Should Greek leaders and creditors fail to reach an agreement, Buiter said capital and deposit controls will likely be enforced and Greece will enter default on its International Monetary Fund commitments. This would be a “huge negative” not just for Greece but for other heavily indebted peripheral economies, he said.

“The possibility of sovereign default would be back in the forefront of people’s minds, and they would be asking, ‘Who’s next?'” he said.

However, he stressed that a Grexit would not be an event, but a process that could take months or years—one that could be reversed by a new government or coalition.

The specter of elections is indeed looming over Greece. Earlier this month, the ruling Syriza party’s parliamentary spokesman said Greece’s leftist-led government would hold early elections if its international lenders force it to accept a cash-for-reforms deal that violates its “red lines” or risk bankruptcy.

Locked out of bond markets and with bailout aid frozen since last summer, Athens is quickly running out of cash.

Money drained out of Greek banks following a breakdown in talks last week.The ECB has authorized increased emergency lending to Greece throughout the week, extending a lifeline to its banks.

In the event Greece imposes capital controls Monday, the impact on stock and bond markets outside Europe’s peripheral economies will be limited, he said.
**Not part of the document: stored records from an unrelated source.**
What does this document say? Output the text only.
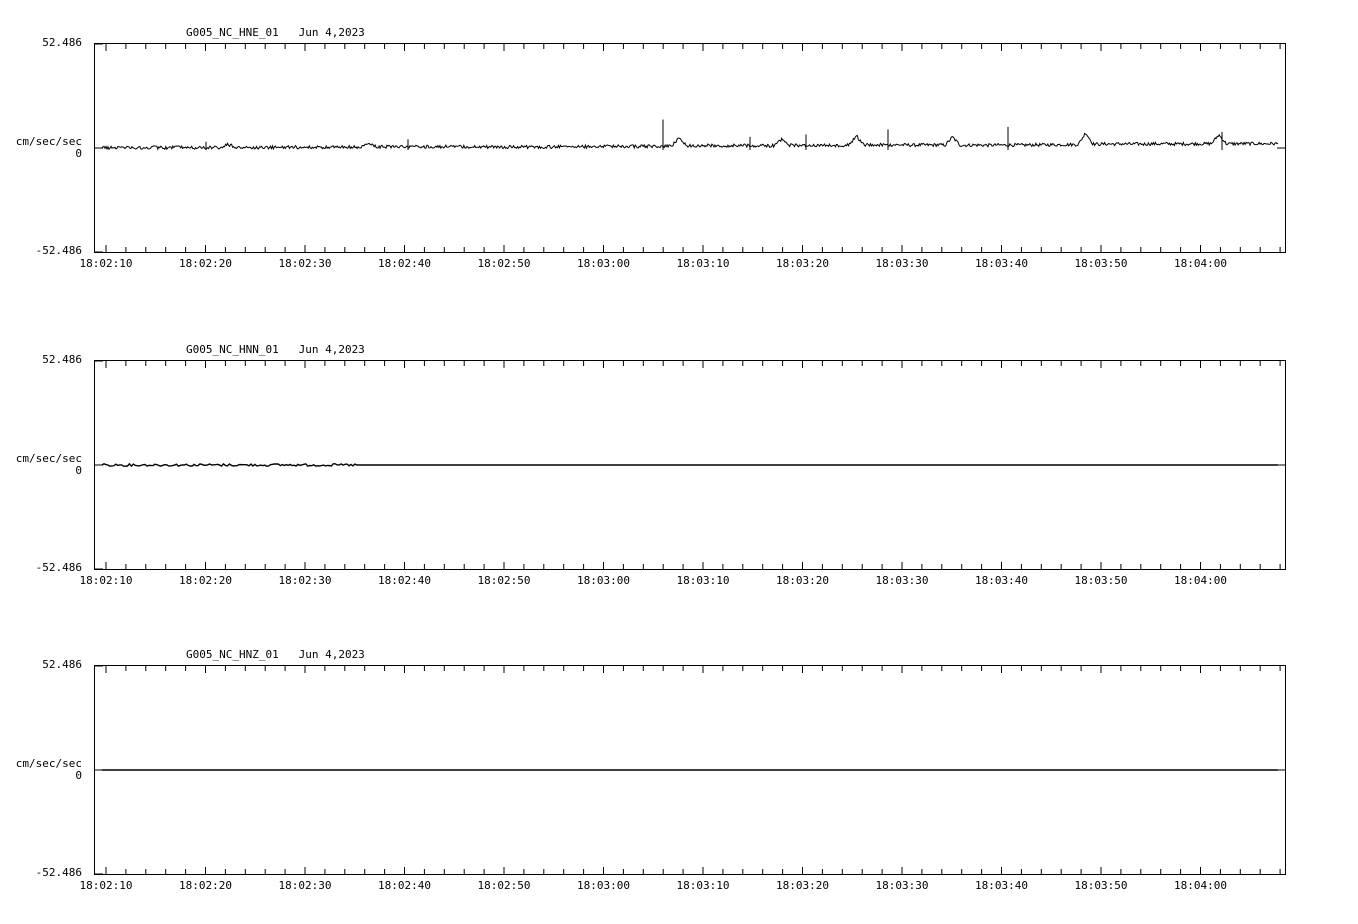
G005_NC_HNE_01   Jun 4,2023
52.486
cm/sec/sec
0
-52.486
18:02:10	18:02:20	18:02:30	18:02:40	18:02:50	18:03:00	18:03:10	18:03:20	18:03:30	18:03:40	18:03:50	18:04:00
G005_NC_HNN_01   Jun 4,2023
52.486
cm/sec/sec
0
-52.486
18:02:10	18:02:20	18:02:30	18:02:40	18:02:50	18:03:00	18:03:10	18:03:20	18:03:30	18:03:40	18:03:50	18:04:00
G005_NC_HNZ_01   Jun 4,2023
52.486
cm/sec/sec
0
-52.486
18:02:10	18:02:20	18:02:30	18:02:40	18:02:50	18:03:00	18:03:10	18:03:20	18:03:30	18:03:40	18:03:50	18:04:00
Central banks could potentially flood the market with liquidity in response, creating a buying opportunity in these markets, but certainly not in peripheral euro zone government debt.

“The risk will be mitigated, but it won’t be eliminated,” he said. “The flooding of the market with further liquidity which is likely to happen especially in the euro area would undoubtedly get into the other liquid asset markets, including bunds, including equities generally, and those might well perversely get a temporary lift.”
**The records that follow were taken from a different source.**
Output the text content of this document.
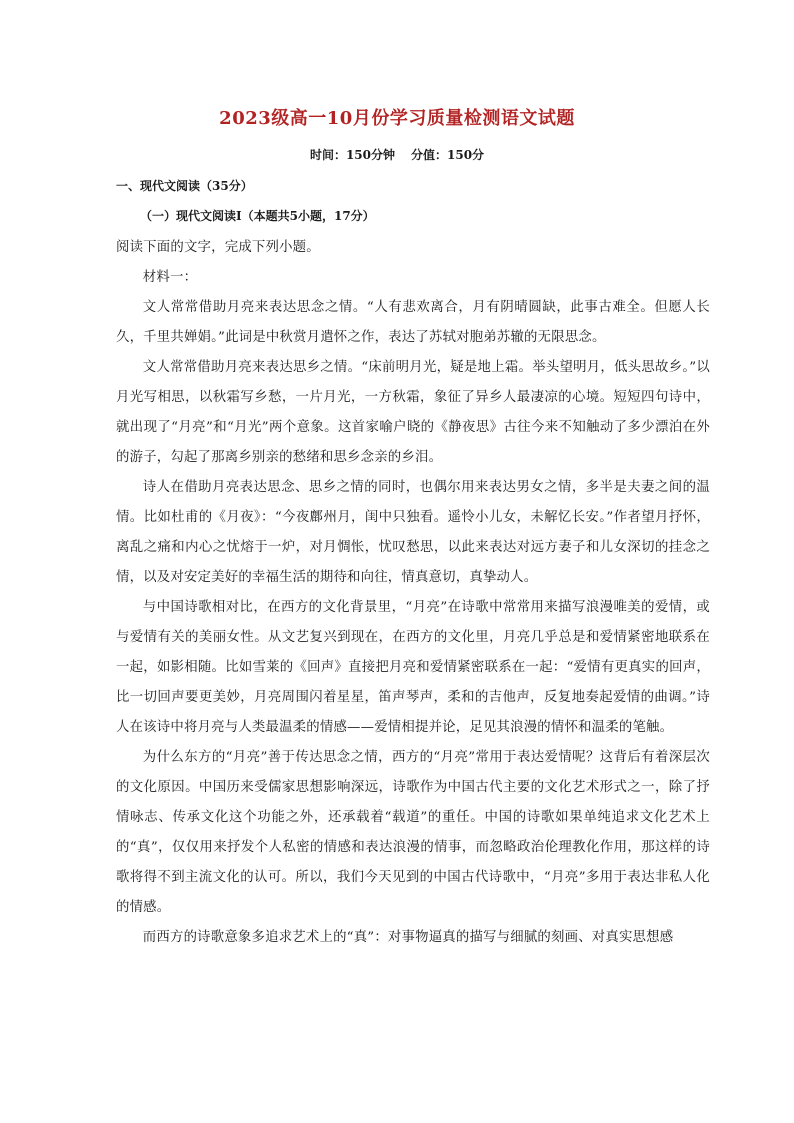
2023级高一10月份学习质量检测语文试题
时间：150分钟 分值：150分
一、现代文阅读（35分）
（一）现代文阅读Ⅰ（本题共5小题，17分）

阅读下面的文字，完成下列小题。

材料一：

文人常常借助月亮来表达思念之情。“人有悲欢离合，月有阴晴圆缺，此事古难全。但愿人长久，千里共婵娟。”此词是中秋赏月遣怀之作，表达了苏轼对胞弟苏辙的无限思念。

文人常常借助月亮来表达思乡之情。“床前明月光，疑是地上霜。举头望明月，低头思故乡。”以月光写相思，以秋霜写乡愁，一片月光，一方秋霜，象征了异乡人最凄凉的心境。短短四句诗中，就出现了“月亮”和“月光”两个意象。这首家喻户晓的《静夜思》古往今来不知触动了多少漂泊在外的游子，勾起了那离乡别亲的愁绪和思乡念亲的乡泪。

诗人在借助月亮表达思念、思乡之情的同时，也偶尔用来表达男女之情，多半是夫妻之间的温情。比如杜甫的《月夜》：“今夜鄜州月，闺中只独看。遥怜小儿女，未解忆长安。”作者望月抒怀，离乱之痛和内心之忧熔于一炉，对月惆怅，忧叹愁思，以此来表达对远方妻子和儿女深切的挂念之情，以及对安定美好的幸福生活的期待和向往，情真意切，真挚动人。

与中国诗歌相对比，在西方的文化背景里，“月亮”在诗歌中常常用来描写浪漫唯美的爱情，或与爱情有关的美丽女性。从文艺复兴到现在，在西方的文化里，月亮几乎总是和爱情紧密地联系在一起，如影相随。比如雪莱的《回声》直接把月亮和爱情紧密联系在一起：“爱情有更真实的回声，比一切回声要更美妙，月亮周围闪着星星，笛声琴声，柔和的吉他声，反复地奏起爱情的曲调。”诗人在该诗中将月亮与人类最温柔的情感——爱情相提并论，足见其浪漫的情怀和温柔的笔触。

为什么东方的“月亮”善于传达思念之情，西方的“月亮”常用于表达爱情呢？这背后有着深层次的文化原因。中国历来受儒家思想影响深远，诗歌作为中国古代主要的文化艺术形式之一，除了抒情咏志、传承文化这个功能之外，还承载着“载道”的重任。中国的诗歌如果单纯追求文化艺术上的“真”，仅仅用来抒发个人私密的情感和表达浪漫的情事，而忽略政治伦理教化作用，那这样的诗歌将得不到主流文化的认可。所以，我们今天见到的中国古代诗歌中，“月亮”多用于表达非私人化的情感。

而西方的诗歌意象多追求艺术上的“真”：对事物逼真的描写与细腻的刻画、对真实思想感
“Medium and long term it is bad news, because as I said, the whole European integration process is at risk. Exit from the EU could become a more likely event as a result of the technically completely unrelated risk of Grexit.”

As for the spillover effect on the Federal Reserve’s timetable for interest rate normalization, the U.S. central bank can only respond to events as they unfold, he said. If Greece and its creditors kick the can down the road and eventually mint a new funding program, the Fed will proceed with plans for its first rate hike in nine years as if nothing happened, he said.

However, if the process blows up in Greece, scared investors will flood into the dollar, sending the greenback through the roof.

“That itself would become a seriously dampening factor to the U.S. expansion. As well, it is an inflationary factor,” he said. “If it were actually to materialize, the safe haven demand for the dollar could cause the Fed to pause.”